Univariate linear regression
Question: There are two columns of data in ex1data1.txt. The first column is the population of the city, and the second column is the profit of the city ’s snack bar. The purpose is to predict the profit of the snack bar based on the population of the city.
Formulas needed
achieve
import numpy as np import pandas as pd import matplotlib.pyplot as plt
numpy is used to perform matrix operations, pandas is often used to perform data operations, matplotlib is mainly used to visualize
Read the data set
path= "D:\\ML\\ML\\Linear Regression with One Variable\\ex1data1.txt" data = pd.read_csv(path,header=None,names=['Population','Profit'])#文件读取 data.head()#显示数据 data.plot(kind='scatter',x='Population',y='Profit',figsize=(12,8)) plt.show()
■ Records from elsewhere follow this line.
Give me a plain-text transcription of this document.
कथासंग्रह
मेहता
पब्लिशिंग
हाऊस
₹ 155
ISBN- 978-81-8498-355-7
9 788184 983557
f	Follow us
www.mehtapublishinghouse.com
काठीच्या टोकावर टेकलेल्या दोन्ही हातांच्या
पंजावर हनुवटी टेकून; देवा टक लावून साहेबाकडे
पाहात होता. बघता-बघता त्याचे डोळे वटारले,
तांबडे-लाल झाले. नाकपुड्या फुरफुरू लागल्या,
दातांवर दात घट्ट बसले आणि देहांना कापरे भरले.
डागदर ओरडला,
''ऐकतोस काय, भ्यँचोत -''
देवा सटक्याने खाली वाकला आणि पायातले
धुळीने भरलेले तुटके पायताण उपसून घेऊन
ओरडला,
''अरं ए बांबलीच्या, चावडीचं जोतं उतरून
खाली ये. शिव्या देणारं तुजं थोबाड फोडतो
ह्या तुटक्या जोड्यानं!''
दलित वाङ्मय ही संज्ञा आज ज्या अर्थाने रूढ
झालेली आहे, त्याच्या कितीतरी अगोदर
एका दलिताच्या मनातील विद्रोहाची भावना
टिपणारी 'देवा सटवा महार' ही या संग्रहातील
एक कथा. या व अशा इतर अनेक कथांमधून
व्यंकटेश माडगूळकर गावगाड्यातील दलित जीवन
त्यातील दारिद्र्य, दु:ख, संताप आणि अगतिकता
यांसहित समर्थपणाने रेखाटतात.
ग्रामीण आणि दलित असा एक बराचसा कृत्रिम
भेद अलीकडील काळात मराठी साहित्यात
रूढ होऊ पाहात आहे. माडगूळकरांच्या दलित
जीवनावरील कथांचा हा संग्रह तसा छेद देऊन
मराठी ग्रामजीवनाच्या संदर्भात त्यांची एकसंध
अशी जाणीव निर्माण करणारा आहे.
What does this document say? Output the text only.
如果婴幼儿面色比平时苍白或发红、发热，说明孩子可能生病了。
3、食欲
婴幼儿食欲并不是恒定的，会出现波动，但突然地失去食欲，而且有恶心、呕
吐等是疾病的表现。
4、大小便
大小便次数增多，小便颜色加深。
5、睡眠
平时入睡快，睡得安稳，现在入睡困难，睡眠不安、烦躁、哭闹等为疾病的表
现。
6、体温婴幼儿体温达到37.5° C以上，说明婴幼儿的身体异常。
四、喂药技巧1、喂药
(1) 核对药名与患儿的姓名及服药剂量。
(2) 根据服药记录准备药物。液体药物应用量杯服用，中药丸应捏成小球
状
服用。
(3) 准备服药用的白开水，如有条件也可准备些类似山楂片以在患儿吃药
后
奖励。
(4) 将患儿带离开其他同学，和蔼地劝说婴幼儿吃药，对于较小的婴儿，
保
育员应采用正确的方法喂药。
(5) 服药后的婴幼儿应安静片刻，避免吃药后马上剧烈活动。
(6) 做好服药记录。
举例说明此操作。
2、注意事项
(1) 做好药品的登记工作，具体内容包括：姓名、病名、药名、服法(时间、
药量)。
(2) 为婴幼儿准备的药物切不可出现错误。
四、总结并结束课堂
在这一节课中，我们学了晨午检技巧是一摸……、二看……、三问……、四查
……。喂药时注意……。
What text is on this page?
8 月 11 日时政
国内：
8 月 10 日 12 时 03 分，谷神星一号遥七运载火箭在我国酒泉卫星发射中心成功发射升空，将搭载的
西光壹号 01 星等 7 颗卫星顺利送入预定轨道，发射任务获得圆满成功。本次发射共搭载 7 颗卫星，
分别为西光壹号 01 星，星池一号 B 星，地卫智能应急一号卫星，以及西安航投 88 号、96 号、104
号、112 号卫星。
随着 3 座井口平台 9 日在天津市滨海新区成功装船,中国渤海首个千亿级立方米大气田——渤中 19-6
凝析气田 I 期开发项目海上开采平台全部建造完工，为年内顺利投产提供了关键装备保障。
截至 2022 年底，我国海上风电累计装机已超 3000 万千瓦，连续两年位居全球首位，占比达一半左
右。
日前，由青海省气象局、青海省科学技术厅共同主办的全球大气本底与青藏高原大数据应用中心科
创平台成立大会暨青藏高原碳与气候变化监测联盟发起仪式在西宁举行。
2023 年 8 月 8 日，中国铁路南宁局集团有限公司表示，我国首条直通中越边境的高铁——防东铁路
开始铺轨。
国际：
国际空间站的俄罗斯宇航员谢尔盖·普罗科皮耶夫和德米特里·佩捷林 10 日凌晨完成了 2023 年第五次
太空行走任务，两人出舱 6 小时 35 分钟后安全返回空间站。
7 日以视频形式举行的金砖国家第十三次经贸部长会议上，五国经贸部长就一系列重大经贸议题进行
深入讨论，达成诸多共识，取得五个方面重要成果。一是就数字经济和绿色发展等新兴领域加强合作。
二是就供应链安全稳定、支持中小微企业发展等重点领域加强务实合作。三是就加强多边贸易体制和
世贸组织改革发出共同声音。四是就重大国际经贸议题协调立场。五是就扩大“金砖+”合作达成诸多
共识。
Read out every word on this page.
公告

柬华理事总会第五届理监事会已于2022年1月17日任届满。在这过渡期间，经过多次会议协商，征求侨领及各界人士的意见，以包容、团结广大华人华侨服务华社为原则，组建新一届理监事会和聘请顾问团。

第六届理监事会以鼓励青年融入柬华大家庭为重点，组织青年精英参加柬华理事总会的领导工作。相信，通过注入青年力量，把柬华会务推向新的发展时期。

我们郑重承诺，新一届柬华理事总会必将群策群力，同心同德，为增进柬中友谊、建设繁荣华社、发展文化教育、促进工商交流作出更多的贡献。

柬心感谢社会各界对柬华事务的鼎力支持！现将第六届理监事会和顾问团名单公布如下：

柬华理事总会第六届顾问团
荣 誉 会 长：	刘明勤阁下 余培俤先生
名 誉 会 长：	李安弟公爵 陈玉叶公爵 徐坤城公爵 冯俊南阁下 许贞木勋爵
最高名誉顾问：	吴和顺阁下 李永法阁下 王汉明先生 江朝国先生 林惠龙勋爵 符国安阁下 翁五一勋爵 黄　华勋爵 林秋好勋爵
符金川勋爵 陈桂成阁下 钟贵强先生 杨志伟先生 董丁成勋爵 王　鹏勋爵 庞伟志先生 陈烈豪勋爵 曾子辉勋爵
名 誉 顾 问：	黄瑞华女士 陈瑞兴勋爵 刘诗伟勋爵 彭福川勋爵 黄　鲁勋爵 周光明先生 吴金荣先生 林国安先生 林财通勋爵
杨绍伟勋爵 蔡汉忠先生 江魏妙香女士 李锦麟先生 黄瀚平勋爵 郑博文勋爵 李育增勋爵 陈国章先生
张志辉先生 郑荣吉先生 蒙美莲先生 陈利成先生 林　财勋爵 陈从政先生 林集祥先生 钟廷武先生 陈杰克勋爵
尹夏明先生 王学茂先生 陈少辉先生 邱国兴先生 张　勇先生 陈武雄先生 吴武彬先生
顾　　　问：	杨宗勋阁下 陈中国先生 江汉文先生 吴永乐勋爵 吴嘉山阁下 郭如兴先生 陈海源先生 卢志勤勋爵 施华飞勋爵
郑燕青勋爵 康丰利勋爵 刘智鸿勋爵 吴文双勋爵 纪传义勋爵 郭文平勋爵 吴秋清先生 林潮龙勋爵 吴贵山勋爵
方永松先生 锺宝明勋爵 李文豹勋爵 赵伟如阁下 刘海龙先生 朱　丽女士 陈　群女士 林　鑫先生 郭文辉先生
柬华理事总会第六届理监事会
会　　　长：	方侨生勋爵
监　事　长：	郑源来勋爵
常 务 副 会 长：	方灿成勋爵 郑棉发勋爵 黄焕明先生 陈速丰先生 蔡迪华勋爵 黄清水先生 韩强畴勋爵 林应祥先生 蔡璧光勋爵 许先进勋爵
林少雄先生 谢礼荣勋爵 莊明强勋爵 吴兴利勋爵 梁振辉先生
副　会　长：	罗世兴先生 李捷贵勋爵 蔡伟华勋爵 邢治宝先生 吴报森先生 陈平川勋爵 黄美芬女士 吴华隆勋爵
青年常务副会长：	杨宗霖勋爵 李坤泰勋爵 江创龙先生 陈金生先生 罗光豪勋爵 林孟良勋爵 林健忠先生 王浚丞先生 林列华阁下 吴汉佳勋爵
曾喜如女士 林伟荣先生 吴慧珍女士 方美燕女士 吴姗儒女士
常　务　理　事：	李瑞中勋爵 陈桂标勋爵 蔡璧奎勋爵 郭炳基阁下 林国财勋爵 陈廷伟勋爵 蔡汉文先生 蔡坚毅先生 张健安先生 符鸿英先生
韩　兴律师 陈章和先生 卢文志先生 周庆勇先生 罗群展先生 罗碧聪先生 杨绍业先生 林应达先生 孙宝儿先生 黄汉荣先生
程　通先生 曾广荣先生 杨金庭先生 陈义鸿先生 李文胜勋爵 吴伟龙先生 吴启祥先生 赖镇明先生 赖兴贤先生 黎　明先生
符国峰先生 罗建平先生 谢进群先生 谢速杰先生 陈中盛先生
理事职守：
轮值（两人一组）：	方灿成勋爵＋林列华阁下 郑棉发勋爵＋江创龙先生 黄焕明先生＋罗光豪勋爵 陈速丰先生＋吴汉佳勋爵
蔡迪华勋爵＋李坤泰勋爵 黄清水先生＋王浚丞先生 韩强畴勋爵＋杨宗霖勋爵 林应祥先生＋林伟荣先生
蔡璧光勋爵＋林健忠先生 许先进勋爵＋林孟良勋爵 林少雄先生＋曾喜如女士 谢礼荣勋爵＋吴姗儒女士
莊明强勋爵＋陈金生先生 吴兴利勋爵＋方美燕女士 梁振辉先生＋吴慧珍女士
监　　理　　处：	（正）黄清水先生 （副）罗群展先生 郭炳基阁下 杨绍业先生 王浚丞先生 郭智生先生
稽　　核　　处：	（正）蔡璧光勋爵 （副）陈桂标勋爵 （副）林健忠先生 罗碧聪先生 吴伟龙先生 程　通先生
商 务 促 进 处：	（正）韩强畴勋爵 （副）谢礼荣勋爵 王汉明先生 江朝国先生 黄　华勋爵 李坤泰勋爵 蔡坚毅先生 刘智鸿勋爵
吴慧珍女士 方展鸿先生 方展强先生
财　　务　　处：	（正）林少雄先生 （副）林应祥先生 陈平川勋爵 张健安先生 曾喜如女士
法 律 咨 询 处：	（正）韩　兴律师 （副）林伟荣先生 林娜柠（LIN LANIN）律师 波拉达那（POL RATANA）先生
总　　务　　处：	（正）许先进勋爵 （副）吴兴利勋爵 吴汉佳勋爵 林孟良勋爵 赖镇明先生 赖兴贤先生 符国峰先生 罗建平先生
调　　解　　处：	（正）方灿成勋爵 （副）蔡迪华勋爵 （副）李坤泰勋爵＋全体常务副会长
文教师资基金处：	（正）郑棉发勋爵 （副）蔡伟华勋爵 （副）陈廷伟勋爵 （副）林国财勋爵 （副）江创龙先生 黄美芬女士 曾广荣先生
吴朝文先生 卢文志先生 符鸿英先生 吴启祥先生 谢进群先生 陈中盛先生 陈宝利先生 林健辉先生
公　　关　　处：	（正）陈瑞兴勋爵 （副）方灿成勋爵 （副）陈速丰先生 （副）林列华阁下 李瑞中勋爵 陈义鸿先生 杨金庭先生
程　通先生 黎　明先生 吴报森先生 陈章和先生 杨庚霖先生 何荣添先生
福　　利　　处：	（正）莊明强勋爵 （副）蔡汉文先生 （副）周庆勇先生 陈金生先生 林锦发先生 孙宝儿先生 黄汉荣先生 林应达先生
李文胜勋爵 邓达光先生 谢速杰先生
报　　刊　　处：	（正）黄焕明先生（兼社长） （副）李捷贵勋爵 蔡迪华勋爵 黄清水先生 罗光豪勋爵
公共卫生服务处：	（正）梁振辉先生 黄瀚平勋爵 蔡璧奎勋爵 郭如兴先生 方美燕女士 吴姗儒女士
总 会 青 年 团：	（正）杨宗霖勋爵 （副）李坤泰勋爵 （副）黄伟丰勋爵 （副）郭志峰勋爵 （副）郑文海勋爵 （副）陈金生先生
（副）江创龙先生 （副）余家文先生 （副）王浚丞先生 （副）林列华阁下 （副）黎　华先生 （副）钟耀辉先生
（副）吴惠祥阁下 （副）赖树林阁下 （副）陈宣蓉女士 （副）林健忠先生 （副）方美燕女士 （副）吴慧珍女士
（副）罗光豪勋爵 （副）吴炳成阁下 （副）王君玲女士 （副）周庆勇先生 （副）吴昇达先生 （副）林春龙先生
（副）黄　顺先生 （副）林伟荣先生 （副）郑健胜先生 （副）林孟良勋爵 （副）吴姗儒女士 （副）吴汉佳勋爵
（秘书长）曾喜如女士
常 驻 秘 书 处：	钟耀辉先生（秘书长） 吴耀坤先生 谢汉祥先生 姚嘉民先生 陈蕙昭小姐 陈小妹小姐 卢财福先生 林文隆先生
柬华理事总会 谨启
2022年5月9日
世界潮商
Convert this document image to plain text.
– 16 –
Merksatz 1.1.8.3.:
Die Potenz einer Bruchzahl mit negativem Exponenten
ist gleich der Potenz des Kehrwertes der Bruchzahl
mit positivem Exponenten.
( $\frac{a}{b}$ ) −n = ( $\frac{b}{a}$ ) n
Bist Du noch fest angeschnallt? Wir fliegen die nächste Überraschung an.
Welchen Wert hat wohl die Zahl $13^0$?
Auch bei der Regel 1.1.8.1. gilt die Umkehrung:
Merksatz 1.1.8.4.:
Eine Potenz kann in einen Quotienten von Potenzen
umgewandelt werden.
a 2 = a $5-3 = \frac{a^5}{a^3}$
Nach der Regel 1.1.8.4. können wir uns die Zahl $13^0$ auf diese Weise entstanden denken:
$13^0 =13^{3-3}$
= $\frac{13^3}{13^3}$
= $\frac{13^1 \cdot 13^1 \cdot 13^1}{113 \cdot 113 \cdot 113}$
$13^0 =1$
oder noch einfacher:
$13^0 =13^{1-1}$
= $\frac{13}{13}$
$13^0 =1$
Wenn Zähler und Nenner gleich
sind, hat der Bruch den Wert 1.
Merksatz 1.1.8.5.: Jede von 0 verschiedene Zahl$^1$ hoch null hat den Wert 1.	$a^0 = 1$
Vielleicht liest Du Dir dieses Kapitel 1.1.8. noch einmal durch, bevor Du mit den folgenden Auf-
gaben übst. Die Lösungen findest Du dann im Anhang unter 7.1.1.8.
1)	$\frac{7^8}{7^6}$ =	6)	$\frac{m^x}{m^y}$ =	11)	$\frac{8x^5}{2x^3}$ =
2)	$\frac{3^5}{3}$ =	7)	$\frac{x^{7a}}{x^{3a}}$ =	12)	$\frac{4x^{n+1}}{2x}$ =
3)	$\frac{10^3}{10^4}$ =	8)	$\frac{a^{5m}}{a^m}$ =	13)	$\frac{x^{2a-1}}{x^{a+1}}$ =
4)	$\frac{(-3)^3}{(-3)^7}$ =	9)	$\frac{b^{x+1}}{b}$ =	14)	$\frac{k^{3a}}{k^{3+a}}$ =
Calculate the loss function J (Ѳ)
def computeCost(X,y,theta): inner = np.power(((X*theta.T)-y),2) return np.sum(inner)/(2*len(X))
Processing the data set
data.insert (0, ' Ones ' , 1) # At 0 Insert a column name Ones # initialize variables X and Y # data.shape output (the number of rows, columns), the Shape [1] it is columns cols = data.shape [. 1] # calculates the number of columns # [start line: end line, starting column: end columns] X-data.iloc = [:,: -. 1] # except the last one before the closed iloc after opening, starting from 0, extracting specified row and column Y = data.iloc [:, cols. 1-: cols] # last one X- = np.matrix (X.values) Y = np.matrix (y.values) Theta = np.matrix (np.array ([0,0])) # array to matrix, depending on the difference between array and matrix
Gradient descent algorithm
def gradientDescent (X, y, theta, alpha, iters): temp = np.matrix (np.zeros (theta.shape)) parameters = int (theta.ravel (). shape [1]) # ravel flat operation changes In one dimension, calculate the number of parameters cost = np.zeros (iters) for i in range (iters): error = (X * theta.T) -y for j in range (parameters): term = np.multiply ( error, X [:, j]) temp [0, j] = theta [0, j]-((alpha / len (X)) * np.sum (term)) theta = temp cost [i] = computeCost(X,y,theta) return theta,cost
Set the learning rate and number of iterations and execute
alpha = 0.01 iters = 1500 g,cost = gradientDescent(X,y,theta,alpha,iters)
Visualization
#可视化 x = np.linspace(data.Population.min(), data.Population.max(), 100) f = g[0, 0] + (g[0, 1] * x) fig, ax = plt.subplots(figsize=(12,8))#拟合曲线 ax.plot(x, f, 'r', label='Prediction') ax.scatter(data.Population, data.Profit, label='Traning Data') ax.legend(loc=2) ax.set_xlabel('Population') ax.set_ylabel('Profit') ax.set_title('Predicted Profit vs. Population Size') plt.show() plt.plot(range(0,1500),cost) plt.show()
pandas:
pd.read_csv (filename): import data from a CSV file
data.head (n) displays the first 5 lines of data by default
data.plot(kind='scatter',x='Population',y='Profit',figsize=(12,8))画图
data.shape () gets the number of rows and columns of data, which is a tuple
data.shape [1] gets the number of data columns
data.iloc [:,:-1] Get part of the data of the data, the meaning is [start line: end line, start column: end column], the data contained is closed before opening
data.insert (0, 'Ones', 1) insert in the 0th column, the value is 1
numpy:
np.power (data, 2) squares the elements in the matrix
np.sum (data) sums the elements in the matrix
np.matrix (X.values) is converted into a matrix
data.ravel () to flatten the data
np.multiply corresponds to position multiplication, * is matrix multiplication
x = np.linspace (data.Population.min (), data.Population.max (), 100) generates an equally spaced sequence of 100 elements. The first two parameters are the beginning and end of the sequence.